We have all seen it- the ubiquitous post on LinkedIn wherein an executive from a blue chip company posts some mundane random stuff that begins with the customary ” stoked to be…” that attracts scores of likes, shares and comments as if it were to be a Nobel Laureate deserving accomplishment. The same kind of post by an individual with a non blue chip organisation gets the cold shoulder. As luck would have it…
Luck is never a strategy. At best it can be a tactic, provided its allies are you showing up consistently with tenacity and resilience and doing the work that matters and shipping it out to a minimum viable audience. Over time, the dice will roll favorably for you and you might want to attribute that (tongue firmly in cheek of course) to luck.
It’s dangerous to be presumptuous about someone’s success and offer luck the benefit of the doubt. A game of cards will be largely decided by luck. Get some good cards and you are well and truly in the game. Early luck has a massive impact. In the Canadian NHL(National Hockey League), which month of the year you were born determines your chances of playing in the League because as a kid where you play hockey when at age six adds up over the decades. Malcom Gladwell’s book Outliers articulated this example beautifully.
As a society and culture we are guilty of under delivering or being sub optimal because we are not creating the conditions for consistent resilience till such time the luck comes along.
VCs build portfolios capitalising on early luck in some investments knowing fully well that a lot of the others will take time to realise the upsides from. A portfolio is a simple way to reduce the impact of luck (good or bad) over time.

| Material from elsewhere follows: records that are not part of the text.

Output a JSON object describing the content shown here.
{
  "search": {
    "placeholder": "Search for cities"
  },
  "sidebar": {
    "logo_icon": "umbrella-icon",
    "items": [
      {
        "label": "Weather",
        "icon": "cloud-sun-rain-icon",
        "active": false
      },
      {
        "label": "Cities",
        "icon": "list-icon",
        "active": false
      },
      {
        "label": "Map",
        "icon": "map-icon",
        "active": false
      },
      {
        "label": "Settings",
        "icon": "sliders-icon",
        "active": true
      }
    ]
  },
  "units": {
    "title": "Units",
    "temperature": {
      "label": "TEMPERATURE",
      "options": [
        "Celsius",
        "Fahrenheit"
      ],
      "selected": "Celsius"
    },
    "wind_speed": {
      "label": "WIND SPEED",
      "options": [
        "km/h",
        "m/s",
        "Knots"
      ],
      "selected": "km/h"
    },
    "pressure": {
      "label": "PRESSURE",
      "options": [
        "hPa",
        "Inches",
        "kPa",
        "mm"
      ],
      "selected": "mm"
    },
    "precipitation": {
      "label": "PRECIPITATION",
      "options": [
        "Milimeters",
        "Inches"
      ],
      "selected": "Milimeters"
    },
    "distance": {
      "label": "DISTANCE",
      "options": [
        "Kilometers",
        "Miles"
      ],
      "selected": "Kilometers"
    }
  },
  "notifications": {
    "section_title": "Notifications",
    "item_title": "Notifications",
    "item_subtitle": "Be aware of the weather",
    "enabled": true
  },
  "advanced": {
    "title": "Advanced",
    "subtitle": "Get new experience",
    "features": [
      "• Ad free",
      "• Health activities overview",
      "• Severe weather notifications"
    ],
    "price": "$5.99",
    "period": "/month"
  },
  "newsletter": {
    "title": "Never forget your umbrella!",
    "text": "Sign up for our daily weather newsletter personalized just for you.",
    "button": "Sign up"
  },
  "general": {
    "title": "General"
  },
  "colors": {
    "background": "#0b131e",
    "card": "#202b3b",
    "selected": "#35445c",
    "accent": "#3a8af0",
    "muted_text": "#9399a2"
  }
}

Rather than punt on luck, it’s better to steel ourselves in building the resilience and the consistency that will help us meet it as and when it comes along the way. A flip of the coin does not lead to an inevitable outcome. It can go either way. Your being a victim or a victor- it could have easily gone the other way- was it your fault? Was it luck( good or bad)?
Sometimes we over index on our talent, skill, competence as against acknowledging that we were there at the right time in the right place.